More and more companies, organizations and even government agencies are using artificial intelligence to predict and make decisions. Sometimes accurate predictions are not enough, but fairness, accountability and transparency must also be maintained. The model must be interpretable and explainable; the implicit ability of a model to explain its reasoning process using the components of the problem domain and offer a justification for its predictions. This post briefly explains some of the methods that provide explanations for the outcomes or behaviour of an artificial intelligence agent.

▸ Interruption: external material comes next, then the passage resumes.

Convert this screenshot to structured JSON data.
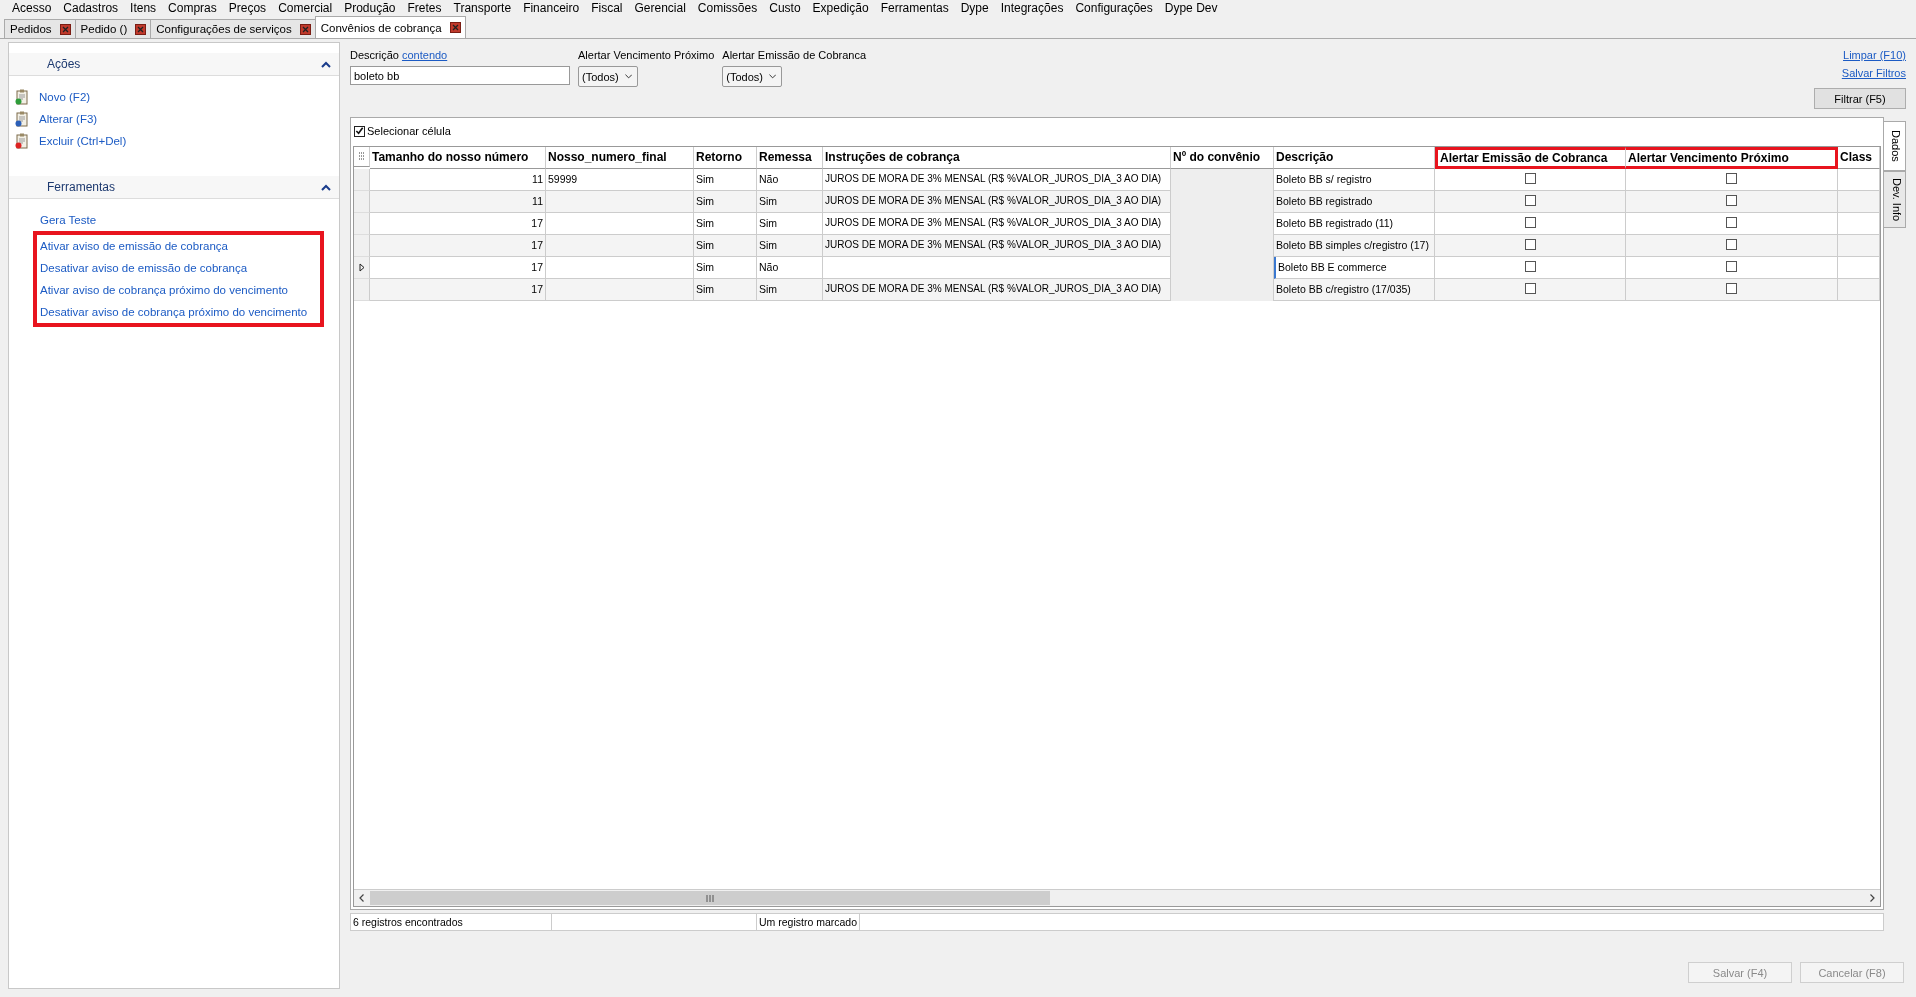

Post-hoc explanation methods
Some machine learning models are already intrinsically interpretable. Decision trees can be interpreted according to rules. Linear/logistic regression can be interpreted using a linear/logistic relationship. In addition, k-Nearest Neighbours can be interpreted as a result that resembles similar examples in the dataset. In addition, there are more complex machine learning methods. For these models you can use post-hoc explanation models (also possible for intrinsically interpretable models). These explanation models are additionally applied after the model has already been trained. Post-hoc methods can give explanations separated from the machine learning model (model-agnostic) or model-specific. It also may be for the whole model or for a single instance.
Model-agnostic post-hoc methods
- Partial Dependence Plot: This method sets one independent variable to one specific value for all instances. It shows the marginal effect of the independent variable on the dependent variable. The relationship can also be visualized.

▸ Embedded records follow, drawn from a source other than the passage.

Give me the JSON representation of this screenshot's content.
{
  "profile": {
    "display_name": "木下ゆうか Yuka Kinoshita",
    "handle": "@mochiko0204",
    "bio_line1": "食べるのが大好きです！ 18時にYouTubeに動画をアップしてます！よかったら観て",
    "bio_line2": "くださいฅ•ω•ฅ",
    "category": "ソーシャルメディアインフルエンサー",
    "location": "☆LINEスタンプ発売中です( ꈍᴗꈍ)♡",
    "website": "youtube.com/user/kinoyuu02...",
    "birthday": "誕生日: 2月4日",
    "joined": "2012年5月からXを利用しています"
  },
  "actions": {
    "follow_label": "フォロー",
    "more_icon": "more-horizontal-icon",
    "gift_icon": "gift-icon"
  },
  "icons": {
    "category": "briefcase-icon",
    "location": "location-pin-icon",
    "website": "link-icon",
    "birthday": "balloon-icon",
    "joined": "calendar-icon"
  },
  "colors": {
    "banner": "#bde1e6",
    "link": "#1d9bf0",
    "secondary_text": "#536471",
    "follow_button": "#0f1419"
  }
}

- Individual Conditional Expectation: This method differs from the Partial Dependence Plot in that the marginal effect of the independent variables is calculated for each instance. This can uncover heterogeneous effects.
- Local surrogates: This method is used to explain individual predictions by using a surrogate linear regression model.

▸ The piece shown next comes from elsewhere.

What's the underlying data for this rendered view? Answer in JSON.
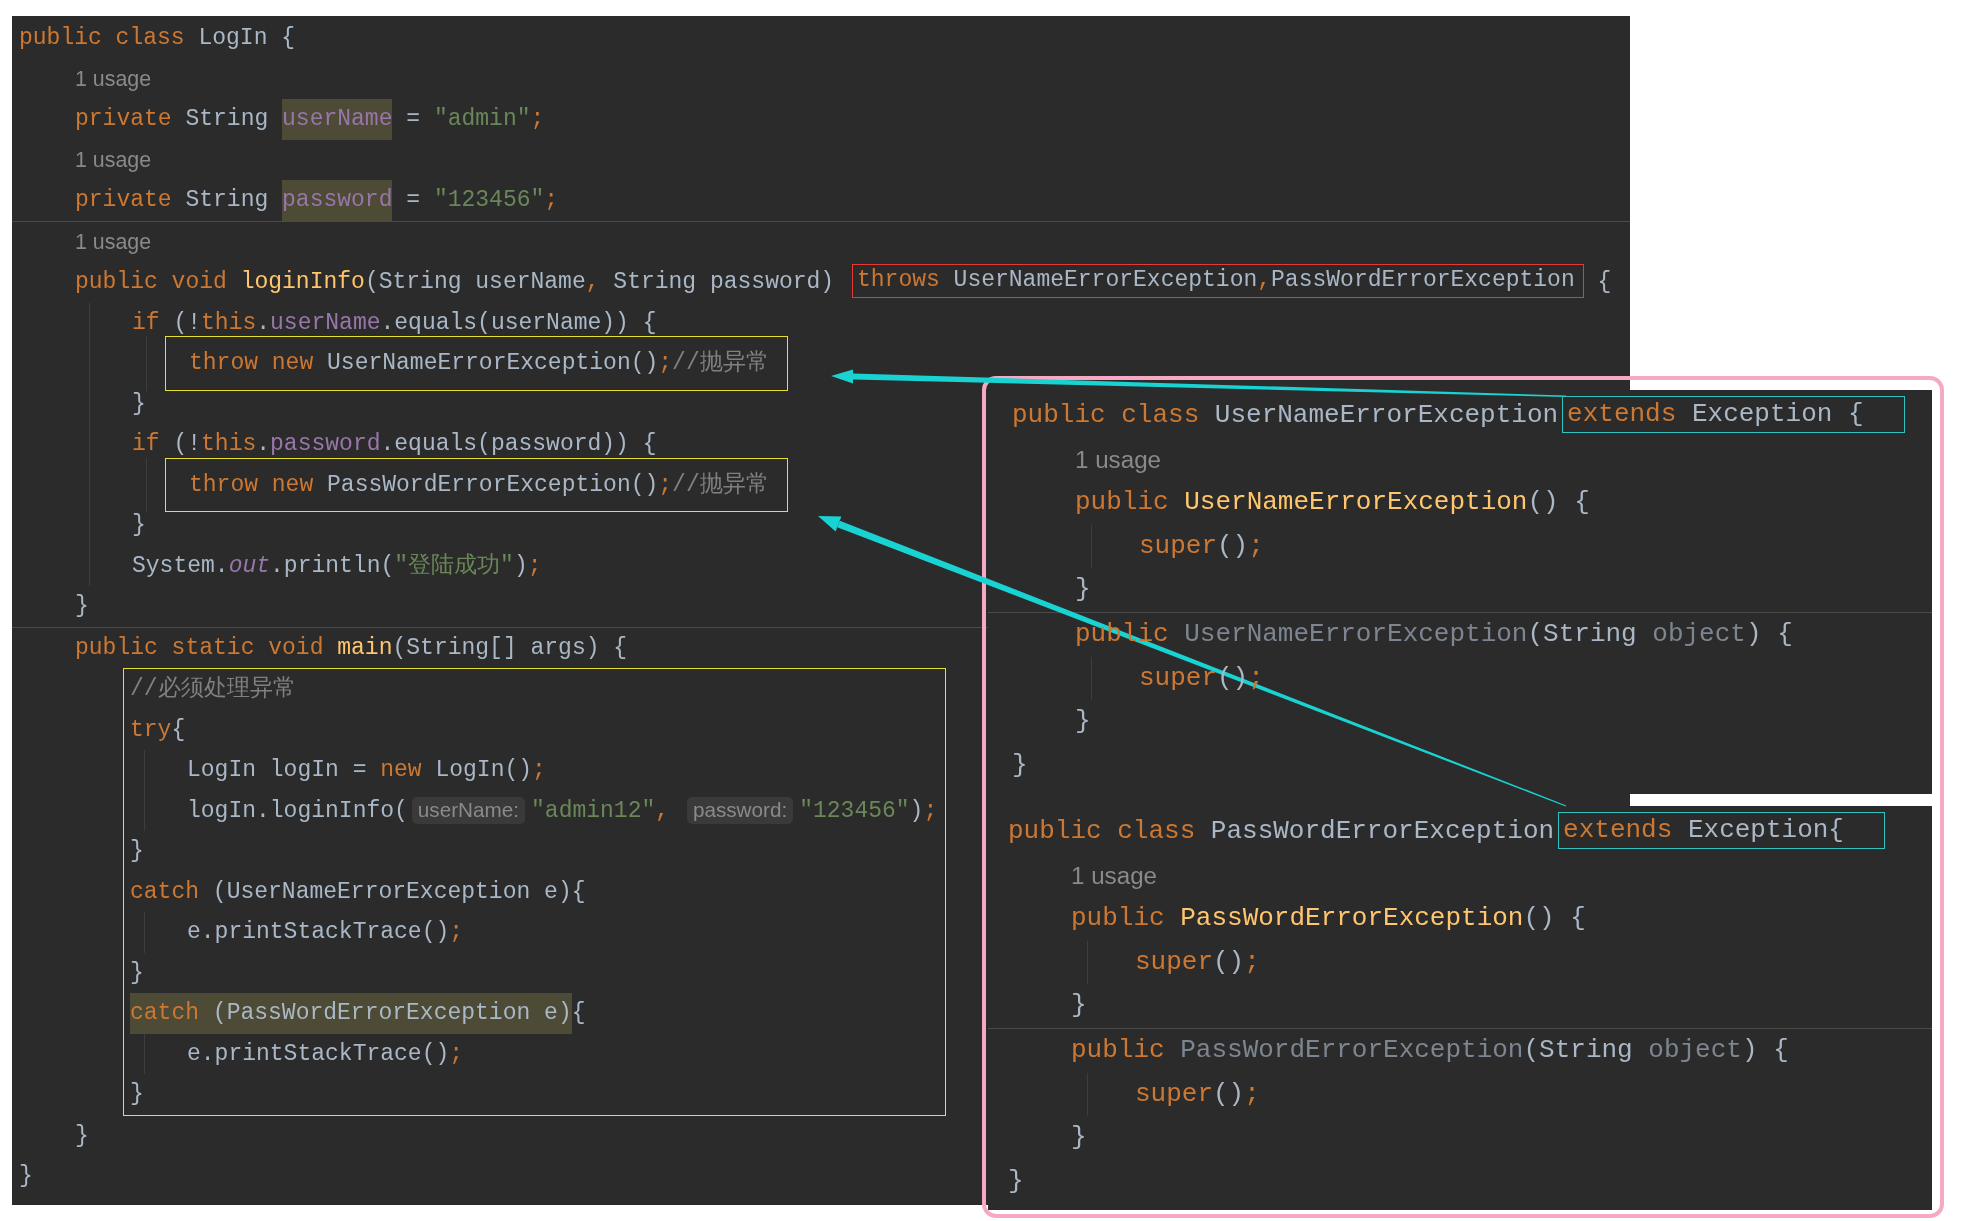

- Global surrogates: This method approaches the predictions of the complex model by using a simpler interpretable surrogate model.
- Shapley values: This computationally expensive method determines the contribution of the independent variables to the prediction for a given instance.
Explanation and choosing intrinsically interpretable models
Usually, there is a trade-off between the performance of the Machine Learning models and the complexity/interpretability. Depending on the situation, a decision has to be made about this. If the stakes are high, it might be a better way to look at interpretable models. It can be said that among the choice of different models, the model must be chosen with the simplest explanation as well as having all the necessary information/fit.
Reference:
Gevaert, C. M. (2022, augustus). Explainable AI for earth observation: A review including societal and regulatory perspectives. International Journal of Applied Earth Observation and Geoinformation, 112, 102869. https://doi.org/10.1016/j.jag.2022.102869
Molnar, C. (2020). Interpretable Machine Learning. Leanpub.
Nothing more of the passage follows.